Since they both started at the same time, Mr. Dunbar and Mr. Levine were able to see the school evolve in a way that very few have. That experience is definitely something that kept their bond strong during their tenures at KO. “We see it like the end of an old era and the beginning of a new era, and we saw the emergence of a different type of school,” Mr. Levine remarked.
Many of the friendships Mr. Dunbar has made during his time at KO have been extremely long-lasting. Another teacher who Mr. Dunbar is good friends with is history teacher Peter Jones, who has lots of fun memories shared with Mr. Dunbar over the years.
“He was a longtime hockey coach here, particularly in the first half of his career,” Mr. Jones explained. “When the school decided to convert the hockey rink to the Field House, they obviously had to melt the ice and get all the ice and the water out. He still had his skates in the coach’s locker room, and even though it was a little bit watery, he was the last person to skate on the ice.”
Mr. Jones praised Mr. Dunbar for his passion and dedication to teaching, coaching, and advising. “I admire his love of history, education, and the whole school culture with students, their parents, and his colleagues.”
Science teacher Fritz Goodman also admires the way that, despite already being a teacher, Mr. Dunbar always wants to learn more. “He’s a multidimensional person,” Mr. Goodman said. “He is someone who thinks deeply about cultural issues, pragmatic issues, and he is a great problem solver. I admire his curiosity.”
It’s this curiosity that has led Mr. Dunbar to be such an effective teacher for so many years. “We who teach history really feel at times that, if anything, we’re basically the guardians of the story of how we got here,” Mr. Levine said. “[Mr. Dunbar] wants everybody to basically look at history as something that is dynamic.”
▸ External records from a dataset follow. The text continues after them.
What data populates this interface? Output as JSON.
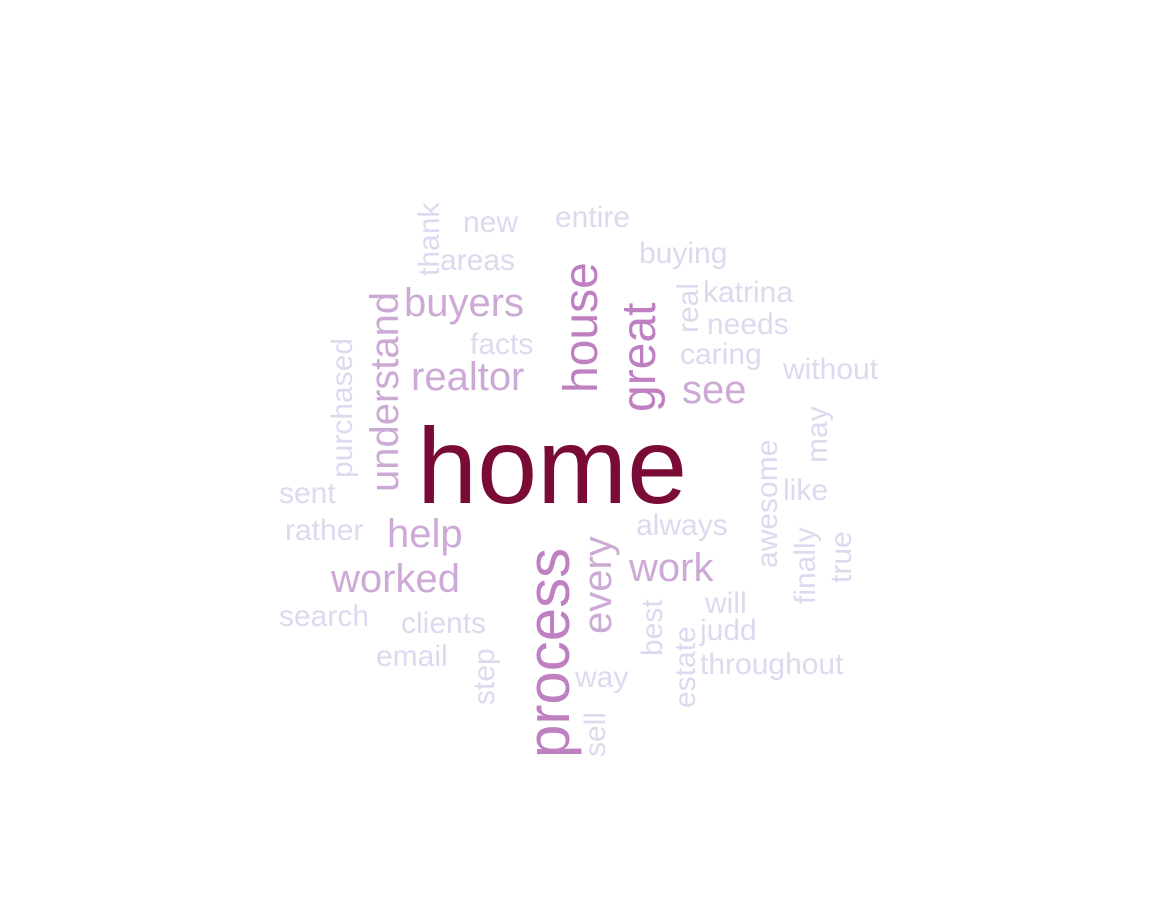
{
  "palette": {
    "tier1": "#7a0a36",
    "tier2": "#bf80c2",
    "tier3": "#cdaad6",
    "tier4": "#e0d8ee"
  },
  "words": [
    {
      "text": "home",
      "tier": "tier1",
      "rotated": false
    },
    {
      "text": "process",
      "tier": "tier2",
      "rotated": true
    },
    {
      "text": "house",
      "tier": "tier2",
      "rotated": true
    },
    {
      "text": "great",
      "tier": "tier2",
      "rotated": true
    },
    {
      "text": "understand",
      "tier": "tier3",
      "rotated": true
    },
    {
      "text": "buyers",
      "tier": "tier3",
      "rotated": false
    },
    {
      "text": "realtor",
      "tier": "tier3",
      "rotated": false
    },
    {
      "text": "see",
      "tier": "tier3",
      "rotated": false
    },
    {
      "text": "help",
      "tier": "tier3",
      "rotated": false
    },
    {
      "text": "worked",
      "tier": "tier3",
      "rotated": false
    },
    {
      "text": "work",
      "tier": "tier3",
      "rotated": false
    },
    {
      "text": "every",
      "tier": "tier3",
      "rotated": true
    },
    {
      "text": "thank",
      "tier": "tier4",
      "rotated": true
    },
    {
      "text": "new",
      "tier": "tier4",
      "rotated": false
    },
    {
      "text": "entire",
      "tier": "tier4",
      "rotated": false
    },
    {
      "text": "areas",
      "tier": "tier4",
      "rotated": false
    },
    {
      "text": "buying",
      "tier": "tier4",
      "rotated": false
    },
    {
      "text": "real",
      "tier": "tier4",
      "rotated": true
    },
    {
      "text": "katrina",
      "tier": "tier4",
      "rotated": false
    },
    {
      "text": "needs",
      "tier": "tier4",
      "rotated": false
    },
    {
      "text": "facts",
      "tier": "tier4",
      "rotated": false
    },
    {
      "text": "caring",
      "tier": "tier4",
      "rotated": false
    },
    {
      "text": "without",
      "tier": "tier4",
      "rotated": false
    },
    {
      "text": "purchased",
      "tier": "tier4",
      "rotated": true
    },
    {
      "text": "sent",
      "tier": "tier4",
      "rotated": false
    },
    {
      "text": "rather",
      "tier": "tier4",
      "rotated": false
    },
    {
      "text": "always",
      "tier": "tier4",
      "rotated": false
    },
    {
      "text": "awesome",
      "tier": "tier4",
      "rotated": true
    },
    {
      "text": "may",
      "tier": "tier4",
      "rotated": true
    },
    {
      "text": "like",
      "tier": "tier4",
      "rotated": false
    },
    {
      "text": "finally",
      "tier": "tier4",
      "rotated": true
    },
    {
      "text": "true",
      "tier": "tier4",
      "rotated": true
    },
    {
      "text": "search",
      "tier": "tier4",
      "rotated": false
    },
    {
      "text": "clients",
      "tier": "tier4",
      "rotated": false
    },
    {
      "text": "email",
      "tier": "tier4",
      "rotated": false
    },
    {
      "text": "step",
      "tier": "tier4",
      "rotated": true
    },
    {
      "text": "best",
      "tier": "tier4",
      "rotated": true
    },
    {
      "text": "will",
      "tier": "tier4",
      "rotated": false
    },
    {
      "text": "judd",
      "tier": "tier4",
      "rotated": false
    },
    {
      "text": "estate",
      "tier": "tier4",
      "rotated": true
    },
    {
      "text": "throughout",
      "tier": "tier4",
      "rotated": false
    },
    {
      "text": "way",
      "tier": "tier4",
      "rotated": false
    },
    {
      "text": "sell",
      "tier": "tier4",
      "rotated": true
    }
  ]
}
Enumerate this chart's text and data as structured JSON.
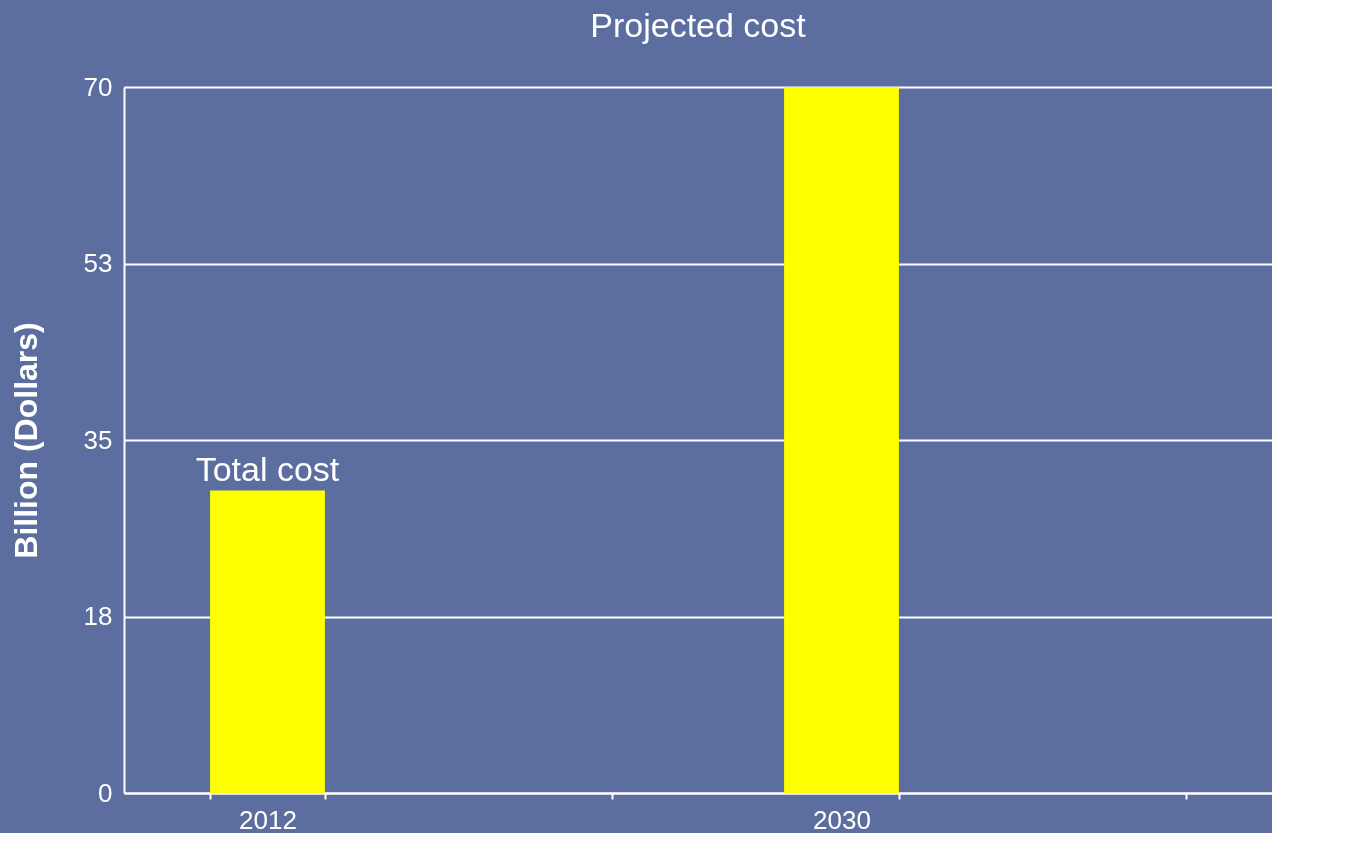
{
  "chart_data": {
    "type": "bar",
    "title": "Projected cost",
    "ylabel": "Billion (Dollars)",
    "categories": [
      "2012",
      null,
      "2030",
      null
    ],
    "values": [
      30,
      null,
      70,
      null
    ],
    "color": "#ffff00",
    "ylim": [
      0,
      70
    ],
    "yticks": [
      0,
      {
        "value": 17.5,
        "label": "18"
      },
      35,
      {
        "value": 52.5,
        "label": "53"
      },
      70
    ],
    "grid": "y",
    "annotations": [
      {
        "text": "Total cost",
        "x": "2012",
        "y": 30
      }
    ]
  }
}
“I just enjoy being in a classroom with students,” Mr Dunbar said, “and talking about issues and history and basically discussing what it means to be alive and to be dealing with people by looking at what other people have done in the past.”
When asked about what he plans to do during retirement, Mr. Dunbar replied that he hopes to travel once COVID-19 restrictions are lifted.
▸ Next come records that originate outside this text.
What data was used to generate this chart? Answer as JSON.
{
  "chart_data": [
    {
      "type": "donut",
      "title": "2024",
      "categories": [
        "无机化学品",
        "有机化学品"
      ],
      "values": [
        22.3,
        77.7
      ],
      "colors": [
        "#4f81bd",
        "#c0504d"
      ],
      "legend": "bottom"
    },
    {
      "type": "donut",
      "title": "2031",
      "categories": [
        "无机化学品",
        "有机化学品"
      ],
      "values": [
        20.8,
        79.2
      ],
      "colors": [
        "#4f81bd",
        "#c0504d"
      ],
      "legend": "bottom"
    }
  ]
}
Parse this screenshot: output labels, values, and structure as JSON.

Many will miss Mr. Dunbar, and it will definitely be strange for him not to be on campus after teaching at KO for over four decades.
“He’s touched many different peoples in different worlds as a form dean, a college advisor,” said Mr. Levine, “and he’s seen the school from so many different angles and perspectives, and that’s rare.”
We all applaud him for his hard work at KO and wish him the best in whatever the future holds!